Using RDBMS for Data Science?

Can one use an RDBMS for Data Science? There are some situations where it makes sense, if all of the following conditions hold:

  • Your data starts its life in an RDBMS anyway. If, on the other hand, your data is instead in flat files or coming from a data stream, you probably should build for the future by building a Hadoop/Spark system. Or just leave it in flat files and process it on a beefy workstation (see below). An RDBMS is going to need to index the data, and if the data is not already in there, it's a very long process because most RDBMS's don't utilize more than one processor core at a time to create an index, and thus the process can take days.
  • You have a beefy workstation to do the analysis. A blog earlier this year compared Impala vs. PostgreSQL performance, and it showed Impala being more than 200x as fast as PostgreSQL at doing a COUNT DISTINCT. I dislike this comparison for two reasons:
    1. First, the data size was only 10GB. With consumer desktop computers commonly sporting 32GB, or even 64GB, it would be reasonable to outfit an analysis computer with 256GB.
    2. Second, in the particular example of COUNT DISTINCT, a hash-based cardinality algorithm would perform much faster
  • You plan doing the machine learning on said beefy workstation. While some RDBMS's have basic machine learning libraries available, such as data mining, most data scientists will expect to have the standard full complement of algorithms that are available from R or IPython Notebook.
  • You're not streaming data. An RDBMS can accept 2000 INSERTs/second. A Kafka queue (itself a distributed cluster), in contrast, can accept 2 million insertions per second, and these in turn can be consumed in a distributed fashion by either a Storm or Spark Streaming cluster. I estimate that the clickstream from a top-100 website would exceed the 2000 events/second limit of an RDBMS. But then we're not all running a top-100 website.

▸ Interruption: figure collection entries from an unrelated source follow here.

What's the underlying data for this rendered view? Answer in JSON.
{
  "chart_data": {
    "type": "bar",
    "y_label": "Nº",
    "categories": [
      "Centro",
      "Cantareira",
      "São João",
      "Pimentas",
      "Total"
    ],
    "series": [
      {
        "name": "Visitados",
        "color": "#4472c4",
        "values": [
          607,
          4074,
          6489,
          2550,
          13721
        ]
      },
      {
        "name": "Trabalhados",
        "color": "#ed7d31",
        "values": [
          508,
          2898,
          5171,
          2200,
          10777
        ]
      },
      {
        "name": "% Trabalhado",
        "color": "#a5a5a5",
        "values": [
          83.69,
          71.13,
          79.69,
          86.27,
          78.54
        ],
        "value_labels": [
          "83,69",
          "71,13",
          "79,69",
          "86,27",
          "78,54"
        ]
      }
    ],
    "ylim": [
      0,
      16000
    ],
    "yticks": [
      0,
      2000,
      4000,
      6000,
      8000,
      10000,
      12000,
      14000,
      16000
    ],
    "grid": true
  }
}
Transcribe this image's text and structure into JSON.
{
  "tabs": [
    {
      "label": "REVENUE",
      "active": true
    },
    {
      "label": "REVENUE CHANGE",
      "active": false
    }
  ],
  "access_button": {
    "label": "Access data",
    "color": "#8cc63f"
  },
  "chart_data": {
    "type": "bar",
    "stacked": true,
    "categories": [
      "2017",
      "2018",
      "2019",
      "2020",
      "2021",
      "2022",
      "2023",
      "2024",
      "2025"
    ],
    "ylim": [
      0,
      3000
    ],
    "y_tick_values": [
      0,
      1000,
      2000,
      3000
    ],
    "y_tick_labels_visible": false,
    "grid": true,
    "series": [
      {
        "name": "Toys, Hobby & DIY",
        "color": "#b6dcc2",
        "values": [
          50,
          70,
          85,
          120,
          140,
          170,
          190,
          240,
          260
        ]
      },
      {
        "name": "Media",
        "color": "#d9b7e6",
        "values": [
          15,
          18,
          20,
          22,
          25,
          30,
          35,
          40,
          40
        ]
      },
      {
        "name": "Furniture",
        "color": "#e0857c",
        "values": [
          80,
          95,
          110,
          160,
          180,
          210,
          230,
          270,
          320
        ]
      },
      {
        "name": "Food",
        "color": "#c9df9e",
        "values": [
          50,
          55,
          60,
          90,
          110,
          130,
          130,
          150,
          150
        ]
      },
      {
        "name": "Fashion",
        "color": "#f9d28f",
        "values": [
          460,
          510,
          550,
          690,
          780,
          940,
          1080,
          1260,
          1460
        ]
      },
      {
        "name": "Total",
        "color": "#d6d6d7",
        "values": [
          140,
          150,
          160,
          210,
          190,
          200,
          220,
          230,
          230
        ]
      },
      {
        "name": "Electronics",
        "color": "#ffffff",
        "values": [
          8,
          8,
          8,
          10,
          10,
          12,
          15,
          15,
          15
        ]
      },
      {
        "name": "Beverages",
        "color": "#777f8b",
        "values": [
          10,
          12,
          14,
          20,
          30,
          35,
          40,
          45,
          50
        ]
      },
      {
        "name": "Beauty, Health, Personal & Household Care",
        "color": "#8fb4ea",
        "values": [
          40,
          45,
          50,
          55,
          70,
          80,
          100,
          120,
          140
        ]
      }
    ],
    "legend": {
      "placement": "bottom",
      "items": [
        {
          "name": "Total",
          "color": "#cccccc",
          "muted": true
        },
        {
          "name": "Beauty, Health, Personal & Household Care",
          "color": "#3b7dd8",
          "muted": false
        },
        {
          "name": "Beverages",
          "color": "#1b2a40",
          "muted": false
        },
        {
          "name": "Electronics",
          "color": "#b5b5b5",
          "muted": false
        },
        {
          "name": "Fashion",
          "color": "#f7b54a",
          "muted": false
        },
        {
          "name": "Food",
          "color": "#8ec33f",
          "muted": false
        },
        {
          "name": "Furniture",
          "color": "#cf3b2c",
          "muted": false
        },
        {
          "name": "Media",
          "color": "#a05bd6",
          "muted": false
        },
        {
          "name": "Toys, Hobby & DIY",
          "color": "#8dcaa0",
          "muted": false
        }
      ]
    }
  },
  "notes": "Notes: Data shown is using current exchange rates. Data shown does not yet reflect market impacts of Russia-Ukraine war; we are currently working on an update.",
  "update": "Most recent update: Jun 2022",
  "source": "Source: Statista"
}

Which is the point of this blog post -- there are some situations where an RDBMS is OK. But if your goal is to be a top-100 website, maybe you'd better plan ahead :-).
  • Your total data size is less than 144 TB. An RDBMS is for non-big data; i.e., without having to resort to sharding it needs to fit on a single machine. 24 6TB drives comes to 144TB.
  • The size of your data subsets can be efficiently processed by the cores and/or GPUs in your beefy workstation. While the total data size may be 144TB, you're typically going to be working with data subsets that are much smaller. Not only should those data subsets be able to fit in the, say 256GB, RAM of your beefy workstation, they should also be small enough that the number of CPU cores (perhaps 10 cores times two processors for a total of 20 cores) can efficiently perform machine learning on them. Or you have a GPGPU and have identified machine learning software that can make effective use of it.

Advantages of an RDBMS

  • SQL. SQL is wonderful. Just look at the Hadoop world. The holy grail has always been SQL-on-Hadoop.
  • Performant way to subset the data. One of the most common tasks in data science is selecting a subset of the data to work on. This is painfully slow in Hive. If you have an indexed RDMBS, it can be very quick to read out the subset of the data into a beefy R workstation.

The Non-RDBMS Alternative

Again, just to be clear, the typical non-RDBMS alternative is a Hadoop/Spark cluster. A Hadoop/Spark cluster is distributed and intrinsically has a high-degree of parallelism and use of RAM. The "beefy workstation" mentioned in at least three of the bullets above attempts to compensate for the lack of a Spark cluster with prodigious amounts of RAM, number of cores, and machine learning software packages.

But for non-big data, and especially if your data is already nicely indexed on an RDBMS, Hadoop and Spark could be complicating factors rather than solutions.